Lido faces skepticism for Arbitrum grant request
The proposal’s opponents say Lido asked for too much money and the staking protocol creates a centralization risk for Ethereum
Maurice NORBERT/Shutterstock modified by Blockworks
Lido hoped to draw Arbitrum grant funding with the allure of bringing its behemoth staked ether product to the layer-2. But so far, the Arbitrum governance community is almost evenly split.
Five days into voting, Lido’s grant proposal faces an uphill battle, with just 50.2% of votes cast in its favor and 41 proposals earning more yes votes — and therefore passing Lido in the funding tiebreaker.
At first glance, Lido looks like a promising candidate for Arbitrum incentive funding. The protocol holds almost $14 billion in staked ether, per Token Terminal, and its grant proposal said Lido hopes to make Arbitrum the first layer-2 where users can mint its stETH product natively.
But Lido’s proposal immediately met resistance from DAO members who felt that its roughly $3.5 million grant, fourth-highest among the 97 proposals, wasn’t justified by its importance.
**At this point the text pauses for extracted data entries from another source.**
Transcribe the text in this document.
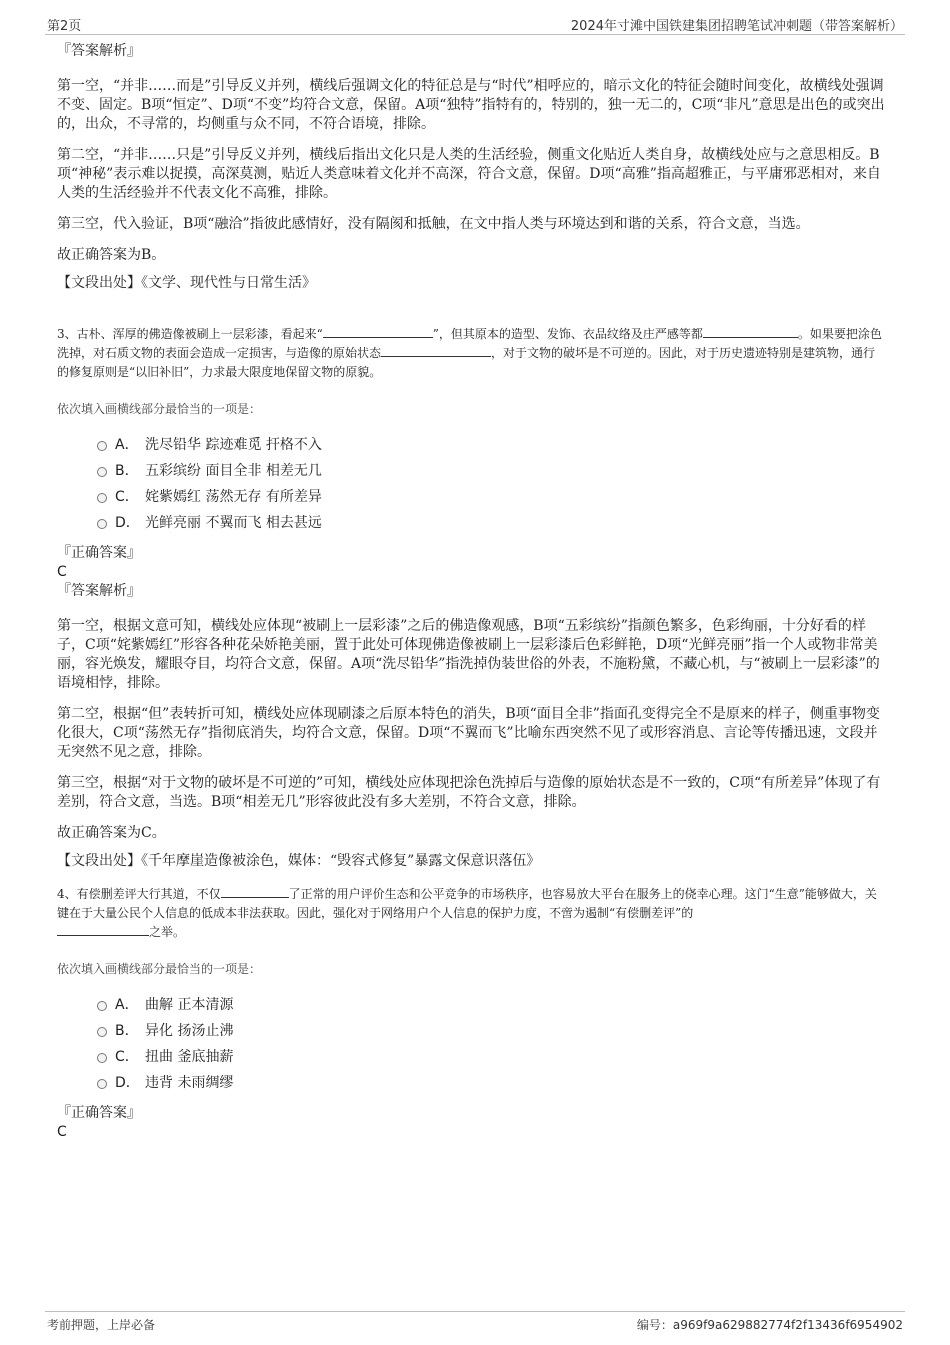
第2页	2024年寸滩中国铁建集团招聘笔试冲刺题（带答案解析）

『答案解析』

第一空，“并非……而是”引导反义并列，横线后强调文化的特征总是与“时代”相呼应的，暗示文化的特征会随时间变化，故横线处强调不变、固定。B项“恒定”、D项“不变”均符合文意，保留。A项“独特”指特有的，特别的，独一无二的，C项“非凡”意思是出色的或突出的，出众，不寻常的，均侧重与众不同，不符合语境，排除。

第二空，“并非……只是”引导反义并列，横线后指出文化只是人类的生活经验，侧重文化贴近人类自身，故横线处应与之意思相反。B项“神秘”表示难以捉摸，高深莫测，贴近人类意味着文化并不高深，符合文意，保留。D项“高雅”指高超雅正，与平庸邪恶相对，来自人类的生活经验并不代表文化不高雅，排除。

第三空，代入验证，B项“融洽”指彼此感情好，没有隔阂和抵触，在文中指人类与环境达到和谐的关系，符合文意，当选。

故正确答案为B。

【文段出处】《文学、现代性与日常生活》

3、古朴、浑厚的佛造像被刷上一层彩漆，看起来“	”，但其原本的造型、发饰、衣品纹络及庄严感等都	。如果要把涂色洗掉，对石质文物的表面会造成一定损害，与造像的原始状态	，对于文物的破坏是不可逆的。因此，对于历史遗迹特别是建筑物，通行的修复原则是“以旧补旧”，力求最大限度地保留文物的原貌。

依次填入画横线部分最恰当的一项是：

A． 洗尽铅华 踪迹难觅 扞格不入
B． 五彩缤纷 面目全非 相差无几
C． 姹紫嫣红 荡然无存 有所差异
D． 光鲜亮丽 不翼而飞 相去甚远

『正确答案』

C

『答案解析』

第一空，根据文意可知，横线处应体现“被刷上一层彩漆”之后的佛造像观感，B项“五彩缤纷”指颜色繁多，色彩绚丽，十分好看的样子，C项“姹紫嫣红”形容各种花朵娇艳美丽，置于此处可体现佛造像被刷上一层彩漆后色彩鲜艳，D项“光鲜亮丽”指一个人或物非常美丽，容光焕发，耀眼夺目，均符合文意，保留。A项“洗尽铅华”指洗掉伪装世俗的外表，不施粉黛，不藏心机，与“被刷上一层彩漆”的语境相悖，排除。

第二空，根据“但”表转折可知，横线处应体现刷漆之后原本特色的消失，B项“面目全非”指面孔变得完全不是原来的样子，侧重事物变化很大，C项“荡然无存”指彻底消失，均符合文意，保留。D项“不翼而飞”比喻东西突然不见了或形容消息、言论等传播迅速，文段并无突然不见之意，排除。

第三空，根据“对于文物的破坏是不可逆的”可知，横线处应体现把涂色洗掉后与造像的原始状态是不一致的，C项“有所差异”体现了有差别，符合文意，当选。B项“相差无几”形容彼此没有多大差别，不符合文意，排除。

故正确答案为C。

【文段出处】《千年摩崖造像被涂色，媒体：“毁容式修复”暴露文保意识落伍》

4、有偿删差评大行其道，不仅	了正常的用户评价生态和公平竞争的市场秩序，也容易放大平台在服务上的侥幸心理。这门“生意”能够做大，关键在于大量公民个人信息的低成本非法获取。因此，强化对于网络用户个人信息的保护力度，不啻为遏制“有偿删差评”的
之举。

依次填入画横线部分最恰当的一项是：

A． 曲解 正本清源
B． 异化 扬汤止沸
C． 扭曲 釜底抽薪
D． 违背 未雨绸缪

『正确答案』

C

考前押题，上岸必备	编号：a969f9a629882774f2f13436f6954902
“Simply having a high TVL [total value locked] is not a warrant to take a [lion’s] share of the grant,” one DAO contributor wrote under the proposal.
Arbitrum DAO’s mixed feelings on Lido also stem from its large share of staked ether. Other DAO contributors expressed centralization concerns with Lido, which currently controls around 32% of all staked ether, expanding its presence on one of Ethereum’s largest layer-2s.
Lido’s Seraphim Czecker told Blockworks in a direct message on X that Arbitrum only stands to gain from the proposal, which he says is likely to bring “mainnet whales” to Arbitrum. But many in the DAO are weighing those potential whales against Lido’s worrisome size.
“As Arbitrum, are we thinking about the security and the decentralization of liquid staking, or are we thinking about growing ourselves where we’re getting more whales, where there’s the minting of staked ETH on Arbitrum? I think that’s the biggest question,” Alex Lumley, product developer at fellow grant applicant Savvy DeFi, said.